I'd like to implement the lazy reduction of a lambda expression. It should only reduce that expression until it is in WHNF.
The type LExpr is defined like this:
data LExpr = Var String
| App LExpr LExpr
| Lam String LExpr
What i did so far:
lazy :: LExpr -> LExpr
lazy (Var v) = Var v
lazy (Lam x e) = Lam x e
lazy (App e1 e2) =
case e1 of
(Lam x e) -> if (x `elem` bound e1)
then lazy $ subst e2 x e
else App e1 e2
(App e3 e4) -> App (lazy $ App e3 e4) e2
_ -> App e1 e2
(bound is a List of all Strings that are bound in a expression; subst substitutes the string x in expression e with the expression e2 and is also doing alpha conversion if necessary)
But this is only reducing one argument. For example if I call lazy with (\x -> x) (\y -> f y) a b
It will be reduced to: (\y -> f y) a b
But I want to have: f a b
So basically in the second case-statement I want to call:
(App e2 e3) -> lazy $ App (lazy $ App e3 e4) e2
But this is not working.

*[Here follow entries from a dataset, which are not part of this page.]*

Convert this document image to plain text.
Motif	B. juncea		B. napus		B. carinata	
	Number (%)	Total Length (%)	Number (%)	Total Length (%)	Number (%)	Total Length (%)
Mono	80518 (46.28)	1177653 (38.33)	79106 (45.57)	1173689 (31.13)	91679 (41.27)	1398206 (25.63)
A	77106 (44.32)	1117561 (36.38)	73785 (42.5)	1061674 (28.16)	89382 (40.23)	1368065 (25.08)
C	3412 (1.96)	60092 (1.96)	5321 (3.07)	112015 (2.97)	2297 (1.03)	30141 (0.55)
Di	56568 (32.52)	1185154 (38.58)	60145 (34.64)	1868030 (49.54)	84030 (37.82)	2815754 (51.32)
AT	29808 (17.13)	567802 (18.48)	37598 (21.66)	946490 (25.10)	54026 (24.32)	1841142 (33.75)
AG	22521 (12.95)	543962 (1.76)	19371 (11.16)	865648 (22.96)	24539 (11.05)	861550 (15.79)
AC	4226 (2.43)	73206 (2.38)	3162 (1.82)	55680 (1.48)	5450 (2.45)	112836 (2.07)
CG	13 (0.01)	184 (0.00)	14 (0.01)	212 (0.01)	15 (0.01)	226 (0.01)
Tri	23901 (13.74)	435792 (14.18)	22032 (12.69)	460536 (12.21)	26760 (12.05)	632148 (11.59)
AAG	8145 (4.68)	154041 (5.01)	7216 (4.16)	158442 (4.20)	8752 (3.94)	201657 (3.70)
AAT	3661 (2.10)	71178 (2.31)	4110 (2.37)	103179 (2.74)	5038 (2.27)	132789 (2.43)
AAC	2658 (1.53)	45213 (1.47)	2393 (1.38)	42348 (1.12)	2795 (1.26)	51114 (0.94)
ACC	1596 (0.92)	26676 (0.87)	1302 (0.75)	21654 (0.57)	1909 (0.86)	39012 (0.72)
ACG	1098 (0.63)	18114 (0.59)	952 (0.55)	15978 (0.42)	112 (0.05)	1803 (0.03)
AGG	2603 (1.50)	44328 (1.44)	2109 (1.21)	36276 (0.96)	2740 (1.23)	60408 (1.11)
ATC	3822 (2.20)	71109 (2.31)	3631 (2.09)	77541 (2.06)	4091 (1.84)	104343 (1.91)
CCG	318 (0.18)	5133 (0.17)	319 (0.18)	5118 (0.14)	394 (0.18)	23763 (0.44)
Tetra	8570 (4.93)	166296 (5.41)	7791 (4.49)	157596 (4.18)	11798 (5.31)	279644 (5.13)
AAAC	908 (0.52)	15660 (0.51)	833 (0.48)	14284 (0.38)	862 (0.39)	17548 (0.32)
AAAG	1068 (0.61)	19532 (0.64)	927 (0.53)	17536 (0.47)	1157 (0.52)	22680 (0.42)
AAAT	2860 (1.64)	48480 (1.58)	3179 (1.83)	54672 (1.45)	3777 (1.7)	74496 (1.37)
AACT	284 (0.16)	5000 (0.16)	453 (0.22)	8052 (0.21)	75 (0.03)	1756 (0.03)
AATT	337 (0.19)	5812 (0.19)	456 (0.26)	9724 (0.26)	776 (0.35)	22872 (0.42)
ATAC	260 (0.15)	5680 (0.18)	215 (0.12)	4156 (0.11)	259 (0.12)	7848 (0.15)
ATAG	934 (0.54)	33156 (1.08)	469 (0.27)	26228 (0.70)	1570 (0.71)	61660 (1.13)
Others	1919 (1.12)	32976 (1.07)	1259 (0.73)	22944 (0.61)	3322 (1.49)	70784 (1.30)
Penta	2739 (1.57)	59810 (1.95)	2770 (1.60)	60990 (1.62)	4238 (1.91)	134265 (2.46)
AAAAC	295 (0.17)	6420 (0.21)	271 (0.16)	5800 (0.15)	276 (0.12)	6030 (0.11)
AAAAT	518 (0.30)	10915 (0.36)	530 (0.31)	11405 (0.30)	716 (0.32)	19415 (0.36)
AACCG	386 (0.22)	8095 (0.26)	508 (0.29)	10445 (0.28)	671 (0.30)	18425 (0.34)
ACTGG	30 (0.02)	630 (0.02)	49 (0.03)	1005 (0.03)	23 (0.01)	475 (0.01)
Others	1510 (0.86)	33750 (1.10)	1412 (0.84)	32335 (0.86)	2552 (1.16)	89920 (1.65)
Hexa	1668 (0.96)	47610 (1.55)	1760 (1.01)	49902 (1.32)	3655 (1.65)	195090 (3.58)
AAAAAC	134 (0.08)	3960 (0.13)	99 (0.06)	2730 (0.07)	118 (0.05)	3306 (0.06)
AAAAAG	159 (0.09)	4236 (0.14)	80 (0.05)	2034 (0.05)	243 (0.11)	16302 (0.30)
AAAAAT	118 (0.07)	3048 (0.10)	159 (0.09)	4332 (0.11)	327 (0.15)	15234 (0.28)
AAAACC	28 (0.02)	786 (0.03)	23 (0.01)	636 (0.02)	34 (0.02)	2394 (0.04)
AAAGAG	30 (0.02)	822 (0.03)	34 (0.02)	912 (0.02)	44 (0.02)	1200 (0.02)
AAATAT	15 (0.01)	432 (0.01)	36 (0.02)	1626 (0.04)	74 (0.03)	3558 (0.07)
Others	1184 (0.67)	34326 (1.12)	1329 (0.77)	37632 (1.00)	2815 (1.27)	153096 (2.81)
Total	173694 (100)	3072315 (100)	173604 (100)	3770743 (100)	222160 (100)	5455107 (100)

How can i call a function on an argument that is modified by said function? Maybe, i can force Haskell to reduce the inner call of lazy first?
I also tried to use fold:
lazy' :: LExpr -> LExpr
lazy' = lfold (\x -> Var x)
(\x y -> lazy $ (App x y))
(\x y -> Lam x y)
It is working fine for the example above. However, not for this example: (\z x. (\x. x) z) x
which will be reduced to: (\x' -> x)
But the correct outcome would be: (\x' -> (\x -> x) x)
I don't know how to fix this. Maybe someone got an idea and would like to share it with me? Thank you very much in advance.
P.S.: All the functions that I used like "lfold" or "subst" etc. are from previous homeworks, so I know the implementation is correct. If you'd like to see the implementation, i can add them.
CodePudding user response:
In this case, the first thing that occurred to me was not to use case at all. I can't give it a try, but maybe this idea will help:
lazy :: LExpr -> LExpr
lazy (Var v) = Var v
lazy (Lam x e) = Lam x e
lazy (App e1@(Lam x e) e2) = if (x `elem` bound e1) then lazy $ subst e2 x e else App e1 e2
lazy (App e1@(App _ _) e2) = App (lazy e1) e2
lazy (App e1 e2@(Var _)) = App e1 e2
lazy (App e1 e2) = App e1 (lazy e2)
CodePudding user response:
Thanks everyone. I've found the problem.
If i call (App e3 e4) -> lazy $ App (lazy $ App e3 e4) e2 in the second case-statement, i only want to do that if lazy $ App e3 e4 results in a lambda expression. If it is an application of variables (or variable and an expression) it will be called over and over again. So before i call lazy on the modified expression, i just need to check whether it is of the form Lam x e or not.
Now lazy is working fine.